“These patients finally have options,” commented the DECISION trial’s discussant at the ASCO Plenary Session, Ezra Cohen, MD, Associate Professor of Medicine and Associate Director for Education at the University of Chicago Comprehensive Cancer Center. He further noted that differentiated thyroid cancer is a cancer on the rise worldwide. But while Dr. Cohen was enthusiastic about the findings, he noted that not all iodine-refractory patients require treatment.
Interestingly, 25% of placebo recipients did not show disease progression while on study, he said. In addition, other studies show that patients who are negative for positron-emission tomography (PET) avidity have a median overall survival of more than 3 years, and in clinical practice, most radioactive iodine–refractory patients are asymptomatic, he reminded oncologists.
Treatment Decision Factors
“Clearly, there are patients who do not need immediate treatment,” Dr. Cohen emphasized. He would, therefore, base his decision to use sorafenib (Nexavar) on the patient’s symptom burden, and the location and growth rate of anatomic disease, he said. Sorafenib is one of six vascular endothelial growth factor receptor (VEGFR) inhibitors either indicated for or being evaluated in thyroid cancer. While these agents prolong remission, they do not induce complete responses or cure the disease. In fact, patients will inevitably become resistant to these agents.
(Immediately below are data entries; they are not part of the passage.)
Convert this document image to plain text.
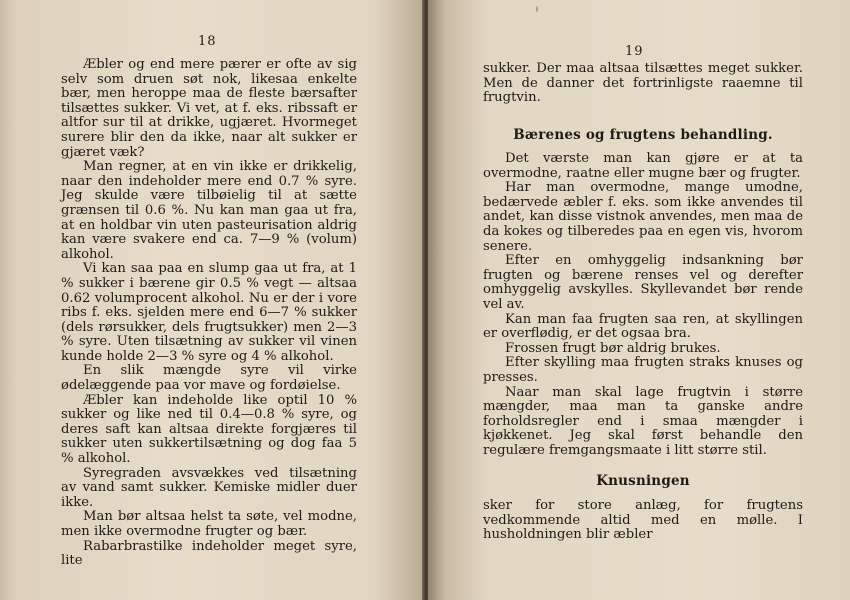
18

Æbler og end mere pærer er ofte av sig selv som druen søt nok, likesaa enkelte bær, men heroppe maa de fleste bærsafter tilsættes sukker. Vi vet, at f. eks. ribssaft er altfor sur til at drikke, ugjæret. Hvormeget surere blir den da ikke, naar alt sukker er gjæret væk?

Man regner, at en vin ikke er drikkelig, naar den indeholder mere end 0.7 % syre. Jeg skulde være tilbøielig til at sætte grænsen til 0.6 %. Nu kan man gaa ut fra, at en holdbar vin uten pasteurisation aldrig kan være svakere end ca. 7—9 % (volum) alkohol.

Vi kan saa paa en slump gaa ut fra, at 1 % sukker i bærene gir 0.5 % vegt — altsaa 0.62 volumprocent alkohol. Nu er der i vore ribs f. eks. sjelden mere end 6—7 % sukker (dels rørsukker, dels frugtsukker) men 2—3 % syre. Uten tilsætning av sukker vil vinen kunde holde 2—3 % syre og 4 % alkohol.

En slik mængde syre vil virke ødelæggende paa vor mave og fordøielse.

Æbler kan indeholde like optil 10 % sukker og like ned til 0.4—0.8 % syre, og deres saft kan altsaa direkte forgjæres til sukker uten sukkertilsætning og dog faa 5 % alkohol.

Syregraden avsvækkes ved tilsætning av vand samt sukker. Kemiske midler duer ikke.

Man bør altsaa helst ta søte, vel modne, men ikke overmodne frugter og bær.

Rabarbrastilke indeholder meget syre, lite

19

sukker. Der maa altsaa tilsættes meget sukker. Men de danner det fortrinligste raaemne til frugtvin.

Bærenes og frugtens behandling.

Det værste man kan gjøre er at ta overmodne, raatne eller mugne bær og frugter.

Har man overmodne, mange umodne, bedærvede æbler f. eks. som ikke anvendes til andet, kan disse vistnok anvendes, men maa de da kokes og tilberedes paa en egen vis, hvorom senere.

Efter en omhyggelig indsankning bør frugten og bærene renses vel og derefter omhyggelig avskylles. Skyllevandet bør rende vel av.

Kan man faa frugten saa ren, at skyllingen er overflødig, er det ogsaa bra.

Frossen frugt bør aldrig brukes.

Efter skylling maa frugten straks knuses og presses.

Naar man skal lage frugtvin i større mængder, maa man ta ganske andre forholdsregler end i smaa mængder i kjøkkenet. Jeg skal først behandle den regulære fremgangsmaate i litt større stil.

Knusningen

sker for store anlæg, for frugtens vedkommende altid med en mølle. I husholdningen blir æbler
Therefore, new drugs or combinations continue to be needed, he pointed out. In a phase I/II trial,1 the novel combination of the VEGFR inhibitor cediranib plus lenalidomide (Revlimid) “appears to be quite active, with almost all patients showing some degree of tumor shrinkage,” he noted.
Beyond this type of novel regimen, he predicted that future treatments will involve targeting the distinct molecular phenotypes of the disease, he added. The use of vemurafenib (Zelboraf) in patients with BRAF mutations has looked promising, he noted. ■
Dislcosure: Dr. Cohen receives honoraria from Exelixis, AstraZeneca, and Bayer.
Reference
1. National Institutes of Health: Cediranib maleate with or without lenalidomide in treating patients with thyroid cancer. Available at clinicaltrials.gov. Accessed June 13, 2013.